S'agissant de la décision n° 2011-0168 de refus d'exonération du versement transport du centre d'accueil de jour créé le 12 juillet 2006, le STIF fait valoir que l'article 24 de la loi du 12 avril 2000 relative aux droits des citoyens dans leurs relations avec les administrations ne s'applique pas à cette décision car elle ne constitue ni une sanction, ni une décision prise en considération de la personne, ni une décision de retrait ou d'abrogation, mais une décision de refus d'exonération concernant uniquement le centre d'accueil de jour ouvert depuis le 1er janvier 2008, pour laquelle l'association n'a jamais demandé l'exonération en 2006, qu'il n'y a aucun lien indissociable entre les décisions d'abrogation et de refus du 15 février 2011.
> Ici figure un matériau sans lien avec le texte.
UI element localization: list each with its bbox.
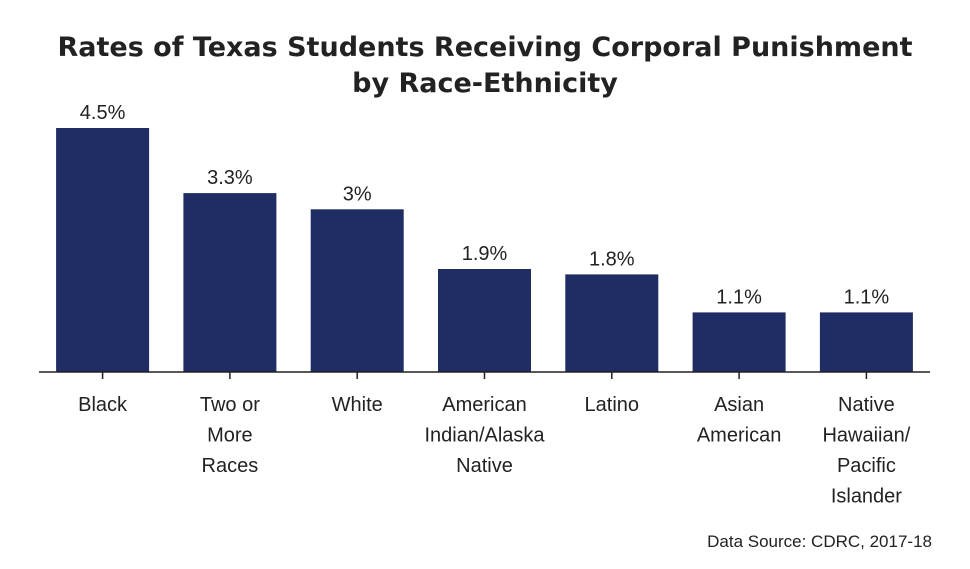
category-label-line: Native — [456, 455, 513, 477]
category-label-line: Latino — [585, 394, 640, 416]
category-label-3: American Indian/Alaska Native — [424, 394, 545, 477]
category-label-line: Pacific — [837, 455, 896, 477]
bar-3 — [438, 269, 531, 372]
category-label-line: Indian/Alaska — [424, 425, 545, 447]
value-label-6: 1.1% — [844, 286, 890, 308]
category-label-line: Two or — [200, 394, 260, 416]
category-label-6: Native Hawaiian/Pacific Islander — [822, 394, 910, 508]
data-source: Data Source: CDRC, 2017-18 — [707, 532, 932, 551]
chart-title: Rates of Texas Students Receiving Corpor… — [57, 32, 913, 99]
bar-6 — [819, 312, 913, 372]
bars-group — [56, 128, 913, 372]
value-label-4: 1.8% — [589, 248, 635, 270]
category-label-line: Islander — [831, 486, 902, 508]
category-label-line: Asian — [714, 394, 764, 416]
value-label-0: 4.5% — [80, 102, 126, 124]
category-label-line: More — [207, 425, 253, 447]
category-label-line: Races — [202, 455, 259, 477]
category-label-line: Black — [78, 394, 128, 416]
value-label-1: 3.3% — [207, 167, 253, 189]
x-axis-ticks-group — [101, 372, 868, 379]
value-label-3: 1.9% — [462, 243, 508, 265]
category-label-line: Hawaiian/ — [822, 425, 910, 447]
category-label-4: Latino — [585, 394, 640, 416]
bar-4 — [565, 274, 659, 372]
category-label-1: Two or More Races — [200, 394, 260, 477]
category-label-line: American — [442, 394, 526, 416]
category-label-2: White — [332, 394, 383, 416]
category-label-line: American — [697, 425, 781, 447]
value-labels-group: 4.5% 3.3% 3% 1.9% 1.8% 1.1% 1.1% — [80, 102, 890, 308]
bar-0 — [56, 128, 150, 372]
category-label-5: Asian American — [697, 394, 781, 447]
bar-5 — [692, 312, 786, 372]
bar-2 — [310, 209, 404, 372]
category-labels-group: Black Two or More Races White American Indian/… — [78, 394, 911, 508]
category-label-line: Native — [838, 394, 895, 416]
value-label-5: 1.1% — [716, 286, 762, 308]
bar-1 — [183, 193, 277, 372]
category-label-0: Black — [78, 394, 128, 416]
category-label-line: White — [332, 394, 383, 416]
value-label-2: 3% — [343, 183, 372, 205]
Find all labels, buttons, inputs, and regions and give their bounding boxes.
S'agissant de la décision n° 2011 -0167 d'abrogation de la décision d'exonération du 12 juillet 2006, le STIF fait valoir que l'association a été invitée par courrier du 25 août 2010 à fournir des pièces afin de pouvoir vérifier que les conditions cumulatives de l'exonération étaient remplies, que le caractère contradictoire de la procédure a donc bien été respecté, qu'il est établi que l'association APAJH Paris n'est pas reconnue d'utilité publique, que le défaut de procédure contradictoire est inopérant, que si des circulaires ministérielles de 1974 et 1976 sont venues préciser que les associations non reconnues d'utilité publique mais affiliées à une association reconnues d'utilité publique devaient bénéficier aussi de l'exonération, elles doivent être considérées comme abrogées suivant décret du 8 décembre 2008, que seule la décision d'abrogation met fin à la décision d'exonération et cette dernière n'était pas illégale ab initio puisque conforme aux circulaires précitées, que les décisions d'abrogation et de refus n'ont pas fait l'objet d'une procédure de contrôle de légalité, que la décision d'exonération est purement temporaire et susceptible d'être remise en cause et qu'elle ne prend effet qu'à compter du 1er avril 2011.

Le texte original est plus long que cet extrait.